In practical terms, a paid VPN delivers faster and more consistent speeds because servers are less crowded and better maintained. Unlimited bandwidth is standard, meaning no data caps that cut you off after a few hundred megabytes. Paid services support modern protocols like WireGuard for maximum speed and include essential security features such as kill switches, split tunnelling, and DNS leak protection. They also provide access to servers in dozens of countries, which is critical for unblocking geo-restricted content from services like BBC iPlayer, Netflix, and Disney Plus.
The cost of a quality paid VPN has dropped significantly. On two-year plans, NordVPN is available from around 2.99 pounds per month, Surfshark from 1.99 pounds, and even premium options like ExpressVPN come in at roughly 5.32 pounds per month. These prices are less than a single coffee from most high street chains and provide genuine, audited privacy protection.
The Exception: Reputable Free Tiers
Not all free VPNs are problematic. A small number of reputable paid VPN providers offer limited free tiers that are funded by their paying subscribers rather than by advertising or data harvesting. The standout example is Proton VPN, which offers a genuinely free tier with no data limits, no ads, and no logging.

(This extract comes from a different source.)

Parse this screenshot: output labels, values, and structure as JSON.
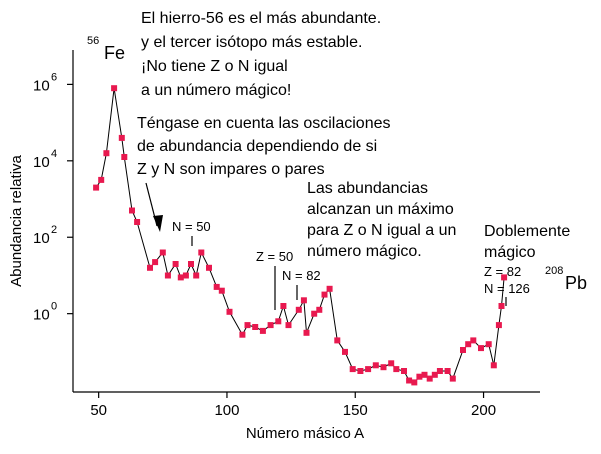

The trade-off is that the free tier provides access to servers in only five countries, speeds are lower than the paid plans, and you cannot use it for streaming or torrenting.
Windscribe offers a free plan with 10 GB of data per month and servers in a limited number of locations. This is sufficient for light browsing and occasional use but will not support streaming or heavy downloads. Hide.me provides a similar offering with 10 GB monthly and a single device connection. These free tiers are legitimate because the companies behind them have transparent revenue from their paid subscribers and use the free plans as a way to attract users who may eventually upgrade.
If you are considering a free VPN, take our VPN recommendation quiz at OnlineVPN.co.uk to find out whether a free tier meets your specific needs or whether a paid plan would be more appropriate.
Making the Right Choice for Your Budget
For UK users who need a VPN for streaming, working remotely, protecting financial transactions, or maintaining privacy from ISP surveillance, a paid VPN is the clear recommendation. The cost is minimal, the protection is genuine, and the performance is incomparably better than what any free service can offer. If budget is genuinely a constraint, Surfshark's two-year plan at under two pounds per month represents extraordinary value.
If you only need a VPN occasionally, for example to check email securely on public Wi-Fi once or twice a month, Proton VPN's free tier is a trustworthy option that will not compromise your privacy. Avoid unknown free VPN apps from the app stores entirely. The risk to your data and device security is simply not worth the saving. Use our VPN comparison tool at OnlineVPN.co.uk to compare both free and paid options side by side and make an informed decision based on your actual requirements.
Conclusion
The free VPN market is dominated by services that profit from your data rather than protect it. While a handful of reputable free tiers exist, they come with significant limitations. For the vast majority of UK users, spending two to five pounds per month on a trusted, audited paid VPN is the only sensible choice. Your online privacy and security are worth far more than the price of a monthly coffee.